Güneş DOĞDU SOYLU ve Samlı Solar’ın Hedefleri
Samlı Solar Yönetim Kurulu Üyesi Kamil Samlı, Avrupa Birliği (AB) Sınırda Karbon Düzenleme Mekanizması’nın (SKDM) enerji sektörüne önemli bir canlılık getirdiğini ifade etti. Bu mekanizma sayesinde işletmelerin karbon ayak izlerini ölçümlemek için kapsamlı çalışmalar yürütmekte olduklarını belirtti. 2024 yılı itibarıyla ekonomik ve enerji sektöründeki teknik durağanlık nedeniyle hedeflerin yeniden gözden geçirildiğini, ancak 2025 yılında beklenenden çok daha hızlı bir büyüme planladıklarını dile getirdi.

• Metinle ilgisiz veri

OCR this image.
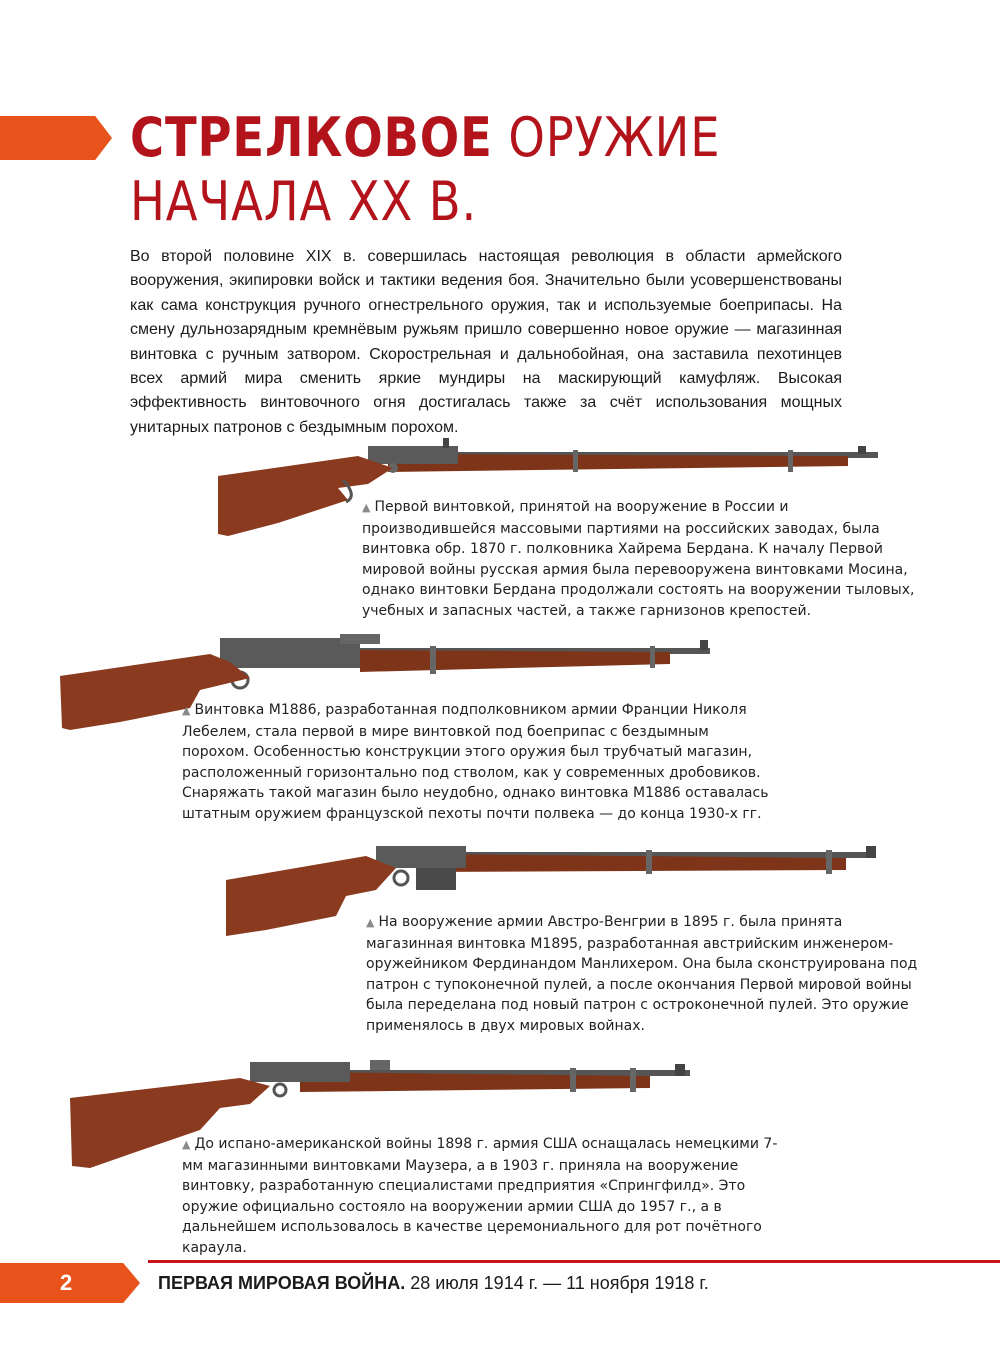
СТРЕЛКОВОЕ ОРУЖИЕ
НАЧАЛА XX В.

Во второй половине XIX в. совершилась настоящая революция в области армейского вооружения, экипировки войск и тактики ведения боя. Значительно были усовершенствованы как сама конструкция ручного огнестрельного оружия, так и используемые боеприпасы. На смену дульнозарядным кремнёвым ружьям пришло совершенно новое оружие — магазинная винтовка с ручным затвором. Скорострельная и дальнобойная, она заставила пехотинцев всех армий мира сменить яркие мундиры на маскирующий камуфляж. Высокая эффективность винтовочного огня достигалась также за счёт использования мощных унитарных патронов с бездымным порохом.

▲ Первой винтовкой, принятой на вооружение в России и производившейся массовыми партиями на российских заводах, была винтовка обр. 1870 г. полковника Хайрема Бердана. К началу Первой мировой войны русская армия была перевооружена винтовками Мосина, однако винтовки Бердана продолжали состоять на вооружении тыловых, учебных и запасных частей, а также гарнизонов крепостей.

▲ Винтовка М1886, разработанная подполковником армии Франции Николя Лебелем, стала первой в мире винтовкой под боеприпас с бездымным порохом. Особенностью конструкции этого оружия был трубчатый магазин, расположенный горизонтально под стволом, как у современных дробовиков. Снаряжать такой магазин было неудобно, однако винтовка М1886 оставалась штатным оружием французской пехоты почти полвека — до конца 1930-х гг.

▲ На вооружение армии Австро-Венгрии в 1895 г. была принята магазинная винтовка М1895, разработанная австрийским инженером-оружейником Фердинандом Манлихером. Она была сконструирована под патрон с тупоконечной пулей, а после окончания Первой мировой войны была переделана под новый патрон с остроконечной пулей. Это оружие применялось в двух мировых войнах.

▲ До испано-американской войны 1898 г. армия США оснащалась немецкими 7-мм магазинными винтовками Маузера, а в 1903 г. приняла на вооружение винтовку, разработанную специалистами предприятия «Спрингфилд». Это оружие официально состояло на вооружении армии США до 1957 г., а в дальнейшем использовалось в качестве церемониального для рот почётного караула.

2	ПЕРВАЯ МИРОВАЯ ВОЙНА. 28 июля 1914 г. — 11 ноября 1918 г.
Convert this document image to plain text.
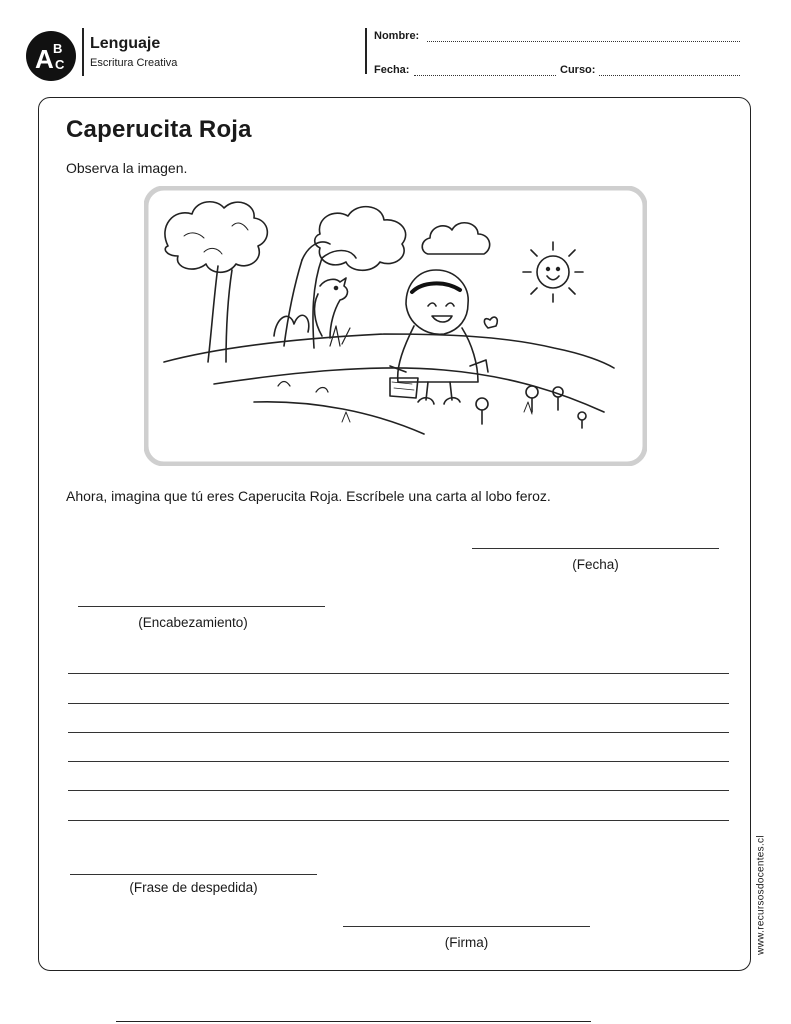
A B
C
Lenguaje
Escritura Creativa
Nombre:
Fecha:	Curso:
Caperucita Roja
Observa la imagen.
Ahora, imagina que tú eres Caperucita Roja. Escríbele una carta al lobo feroz.
(Fecha)
(Encabezamiento)
(Frase de despedida)
(Firma)	www.recursosdocentes.cl
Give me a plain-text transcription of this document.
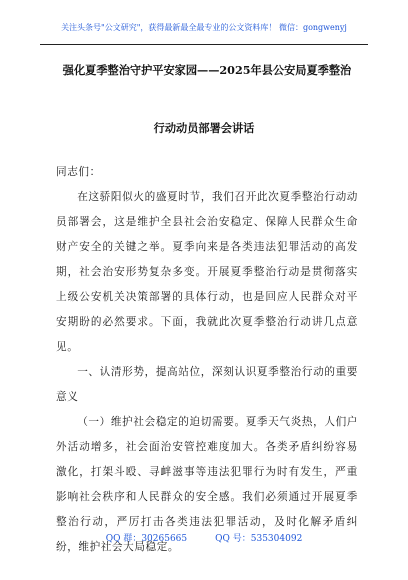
关注头条号"公文研究"，获得最新最全最专业的公文资料库！ 微信：gongwenyj
强化夏季整治守护平安家园——2025年县公安局夏季整治
行动动员部署会讲话

同志们：

在这骄阳似火的盛夏时节，我们召开此次夏季整治行动动员部署会，这是维护全县社会治安稳定、保障人民群众生命财产安全的关键之举。夏季向来是各类违法犯罪活动的高发期，社会治安形势复杂多变。开展夏季整治行动是贯彻落实上级公安机关决策部署的具体行动，也是回应人民群众对平安期盼的必然要求。下面，我就此次夏季整治行动讲几点意见。

一、认清形势，提高站位，深刻认识夏季整治行动的重要意义

（一）维护社会稳定的迫切需要。夏季天气炎热，人们户外活动增多，社会面治安管控难度加大。各类矛盾纠纷容易激化，打架斗殴、寻衅滋事等违法犯罪行为时有发生，严重影响社会秩序和人民群众的安全感。我们必须通过开展夏季整治行动，严厉打击各类违法犯罪活动，及时化解矛盾纠纷，维护社会大局稳定。

QQ 群：30265665	QQ 号：535304092
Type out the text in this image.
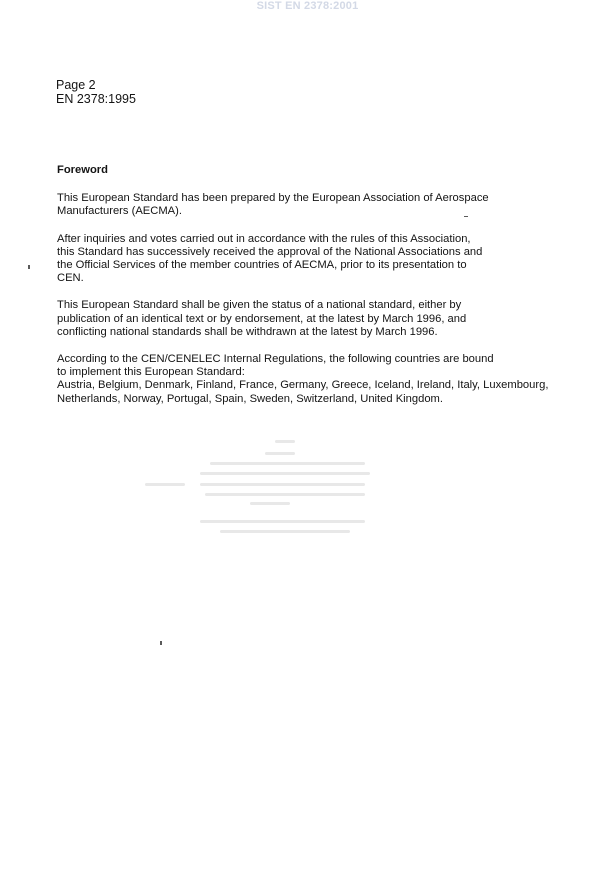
SIST EN 2378:2001
Page 2
EN 2378:1995
Foreword
This European Standard has been prepared by the European Association of Aerospace
Manufacturers (AECMA).
After inquiries and votes carried out in accordance with the rules of this Association,
this Standard has successively received the approval of the National Associations and
the Official Services of the member countries of AECMA, prior to its presentation to
CEN.
This European Standard shall be given the status of a national standard, either by
publication of an identical text or by endorsement, at the latest by March 1996, and
conflicting national standards shall be withdrawn at the latest by March 1996.
According to the CEN/CENELEC Internal Regulations, the following countries are bound
to implement this European Standard:
Austria, Belgium, Denmark, Finland, France, Germany, Greece, Iceland, Ireland, Italy, Luxembourg,
Netherlands, Norway, Portugal, Spain, Sweden, Switzerland, United Kingdom.
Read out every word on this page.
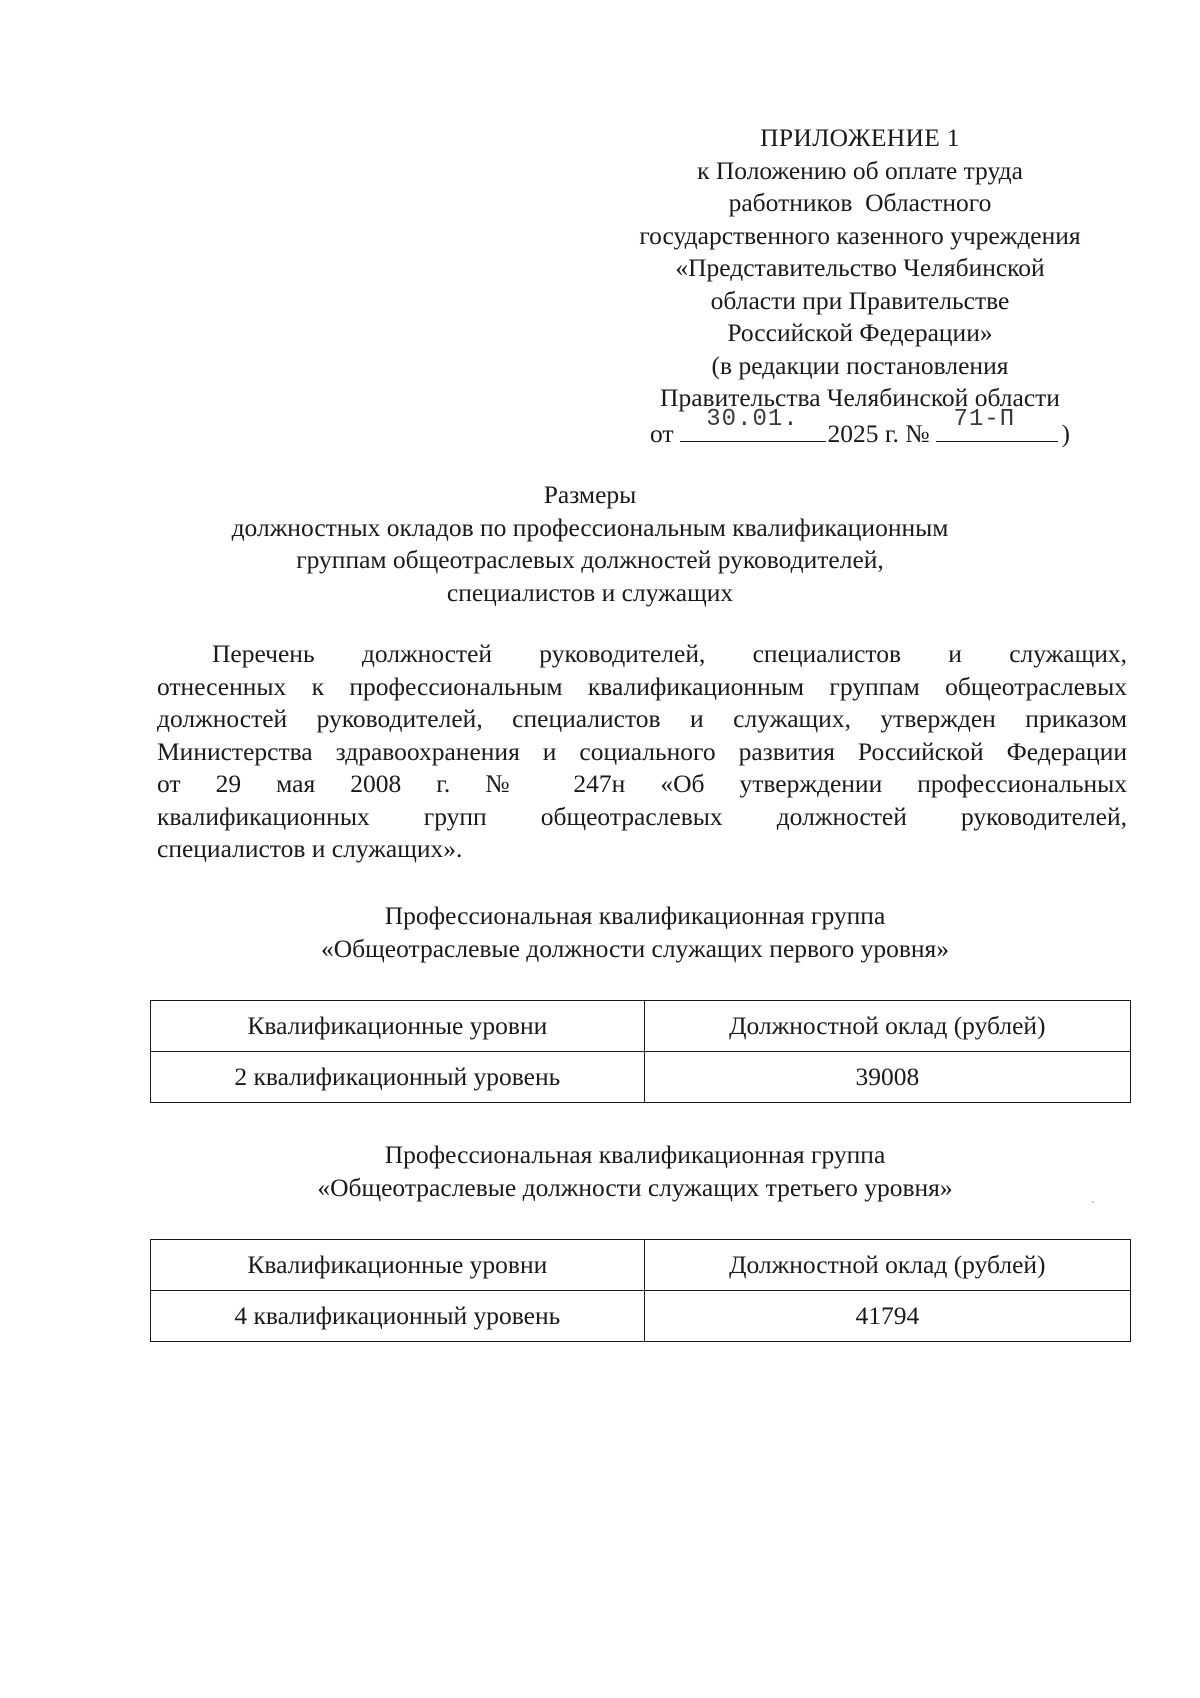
ПРИЛОЖЕНИЕ 1
к Положению об оплате труда
работников  Областного
государственного казенного учреждения
«Представительство Челябинской
области при Правительстве
Российской Федерации»
(в редакции постановления
Правительства Челябинской области
от	30.01.	2025 г. №	71-П	)
Размеры
должностных окладов по профессиональным квалификационным
группам общеотраслевых должностей руководителей,
специалистов и служащих
Перечень должностей руководителей, специалистов и служащих,
отнесенных к профессиональным квалификационным группам общеотраслевых
должностей руководителей, специалистов и служащих, утвержден приказом
Министерства здравоохранения и социального развития Российской Федерации
от 29 мая 2008 г. № 247н «Об утверждении профессиональных
квалификационных групп общеотраслевых должностей руководителей,
специалистов и служащих».
Профессиональная квалификационная группа
«Общеотраслевые должности служащих первого уровня»
Квалификационные уровни	Должностной оклад (рублей)
2 квалификационный уровень	39008
Профессиональная квалификационная группа
«Общеотраслевые должности служащих третьего уровня»
Квалификационные уровни	Должностной оклад (рублей)
4 квалификационный уровень	41794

Samlı, “Bu yılın başında 100 MW’a yakın iş takibimiz vardı. Ancak bu projeler, ekonomik göstergelere paralel olarak ilerleme kaydetmedi. 2025 yılı ile birlikte hem yeni kapasitelerin açılacak olması hem de bekleyen birçok projenin hayata geçmesiyle, 2025 yılı hedefimizi 150 MW’a çıkardık” şeklinde konuştu.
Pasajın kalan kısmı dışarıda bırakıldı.